Engaging with Journalists in Liberia to report more accurately

Future Health Systems

By Sehwah Sonkarlay, Executive Director, Liberia Center for Outcomes Research in Mental Health (LiCORMH)

On September 7, 2018, Liberia Center for Outcomes Research in Mental Health (LiCORMH) hosted a one-day workshop entitled ‘Preparing Journalists for Accurately Reporting Research Findings’ in the business conurbation of Monrovia called Sinkor. We are pleased to have had journalists from various media outlets attend the workshop to hear our concerns and requests.

Understanding and Building Community Resilience

For nearly two years, LiCORMH has been part of a research project entitled: ‘Understanding and Building Community Resilience in the Liberia Health System’ led by the Future Health System Consortium, with the Johns Hopkins Bloomberg School of Public Health, LiCORMH’s direct partner amongst the consortium. Our objective has been to learn from major stakeholders during the very recent Ebola crisis and the recent civil war on how communities responded to shocks in terms of resilience. We have held key informant interviews and conducted a stakeholders’ meeting with those major players during the crisis to share their experience with us. We have gone through the formal research procedure and have come out with some key findings that we plan to disseminate through various means including the media, which is considered the best means of communication in Liberia.

Journalism in Liberia

Journalism in Liberia is a profession that many young people want to make a career out of. However, there are many challenges along the way. Education is so limited here that just one university amongst the approximately 10 universities and colleges in Liberia offers a journalism degree in a country of approximately 4.6 million people. Therefore, young people are realizing their dreams by practicing for passion and with some level of hope that one day they will achieve their life long dreams. It is within this context of limitations in the practice of journalism that the general population in Liberia heavily draws on the mainstream media for health-related information, regardless of how accurate the messages are.

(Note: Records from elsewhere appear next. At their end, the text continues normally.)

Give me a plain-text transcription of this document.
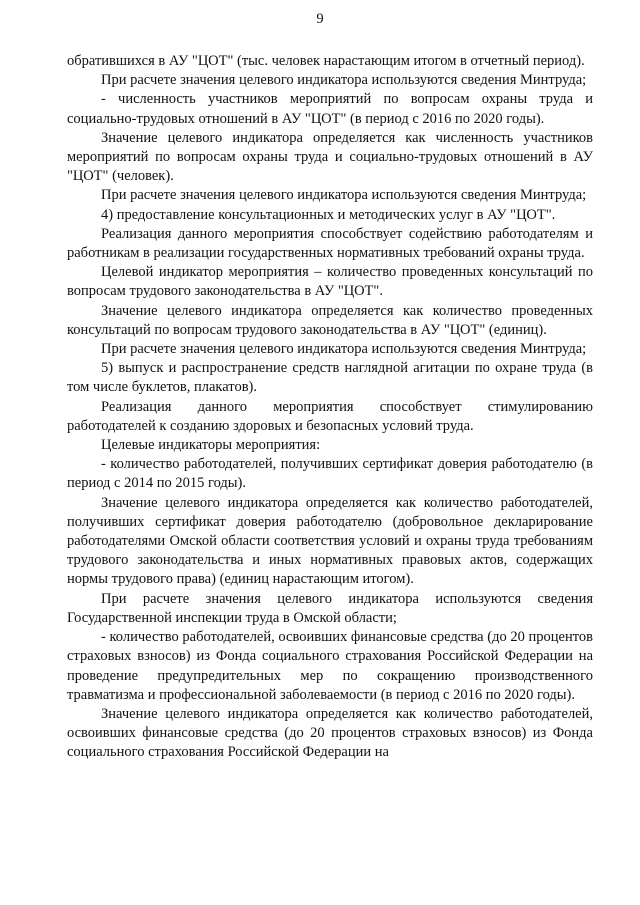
9

обратившихся в АУ "ЦОТ" (тыс. человек нарастающим итогом в отчетный период).

При расчете значения целевого индикатора используются сведения Минтруда;

- численность участников мероприятий по вопросам охраны труда и социально-трудовых отношений в АУ "ЦОТ" (в период с 2016 по 2020 годы).

Значение целевого индикатора определяется как численность участников мероприятий по вопросам охраны труда и социально-трудовых отношений в АУ "ЦОТ" (человек).

При расчете значения целевого индикатора используются сведения Минтруда;

4) предоставление консультационных и методических услуг в АУ "ЦОТ".

Реализация данного мероприятия способствует содействию работодателям и работникам в реализации государственных нормативных требований охраны труда.

Целевой индикатор мероприятия – количество проведенных консультаций по вопросам трудового законодательства в АУ "ЦОТ".

Значение целевого индикатора определяется как количество проведенных консультаций по вопросам трудового законодательства в АУ "ЦОТ" (единиц).

При расчете значения целевого индикатора используются сведения Минтруда;

5) выпуск и распространение средств наглядной агитации по охране труда (в том числе буклетов, плакатов).

Реализация данного мероприятия способствует стимулированию работодателей к созданию здоровых и безопасных условий труда.

Целевые индикаторы мероприятия:

- количество работодателей, получивших сертификат доверия работодателю (в период с 2014 по 2015 годы).

Значение целевого индикатора определяется как количество работодателей, получивших сертификат доверия работодателю (добровольное декларирование работодателями Омской области соответствия условий и охраны труда требованиям трудового законодательства и иных нормативных правовых актов, содержащих нормы трудового права) (единиц нарастающим итогом).

При расчете значения целевого индикатора используются сведения Государственной инспекции труда в Омской области;

- количество работодателей, освоивших финансовые средства (до 20 процентов страховых взносов) из Фонда социального страхования Российской Федерации на проведение предупредительных мер по сокращению производственного травматизма и профессиональной заболеваемости (в период с 2016 по 2020 годы).

Значение целевого индикатора определяется как количество работодателей, освоивших финансовые средства (до 20 процентов страховых взносов) из Фонда социального страхования Российской Федерации на
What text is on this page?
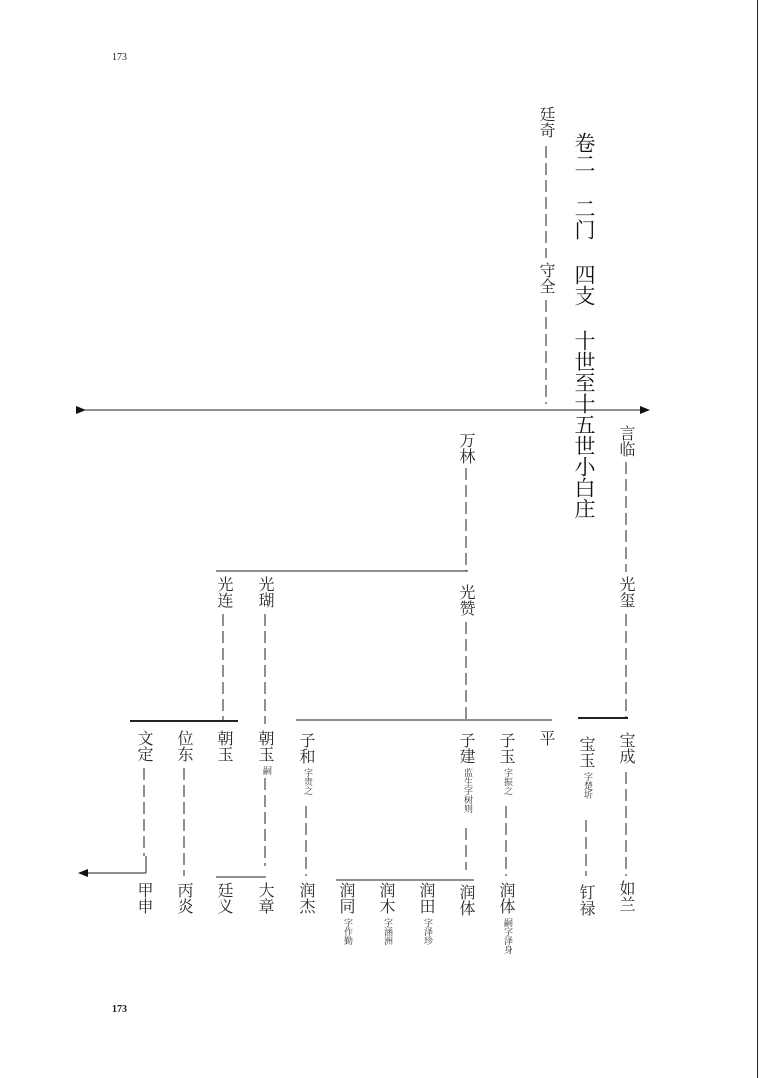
173
173
卷二 二门 四支 十世至十五世小白庄
廷奇
守全
言临
光玺
宝成
如兰
宝玉
字楚圻
钉禄
万林
光赞
平
子玉
字振之
润体
嗣字泽身
子建
监生字树则
润体
润田
字泽珍
润木
字涵洲
润同
字作勤
子和
字贵之
润杰
光瑚
朝玉
嗣
大章
光连
朝玉
廷义
位东
丙炎
文定
甲申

LiCORMH’s engagement with the media

As a response to this situation LiCORMH has continuously engaged with journalists to build their capacity in reporting their stories and particularly, in reporting reliable stories that are research informed. Reporting research findings through the media is a recommendation one would always receive when going into the community to collect data. In fact, one of the main reasons LiCORMH was established was to build the capacity of journalists. LiCORMH was formed as a center of excellence for conducting research for which decisions made in Liberia particularly from the Ministry of Health will be based upon.

Our initial work with journalists was to train them on how to report widely accepted health sensitive issues and on the reduction of stigma in reporting cases related to mental health conditions. Those trainings have also helped us prepare journalists who duly inform listeners on mythical beliefs and perceptions about mental health and other neurologically related conditions.

Takeaways from the workshop

During the workshop, participants were amazed by the findings and expressed considerable interest in the role the community played in the response to the Ebola outbreak.

“It’s interesting to hear these findings because Ebola will always be relevant to the lives of our readers, listeners and viewers, and all Liberians; mainly because this crisis was certainly a major event in Liberia”.

“It was a good opportunity to enable us to educate readers on the study and what went through during the Ebola crisis”.

Many of the participants said they wished workshops like this could take place more regularly, as they help keep journalists up –to- date with what is unfolding in the world and make reporting relevant thanks to the research evidence shared.

The workshop concluded with the participants being thankful to the Future Health System Consortium for considering Liberia in its scope of research, and to the team that looked at this critical topic, which many would not have envisaged. The partnership we have with journalists is a critical one that both journalists and LiCORMH highly value and hope will continue.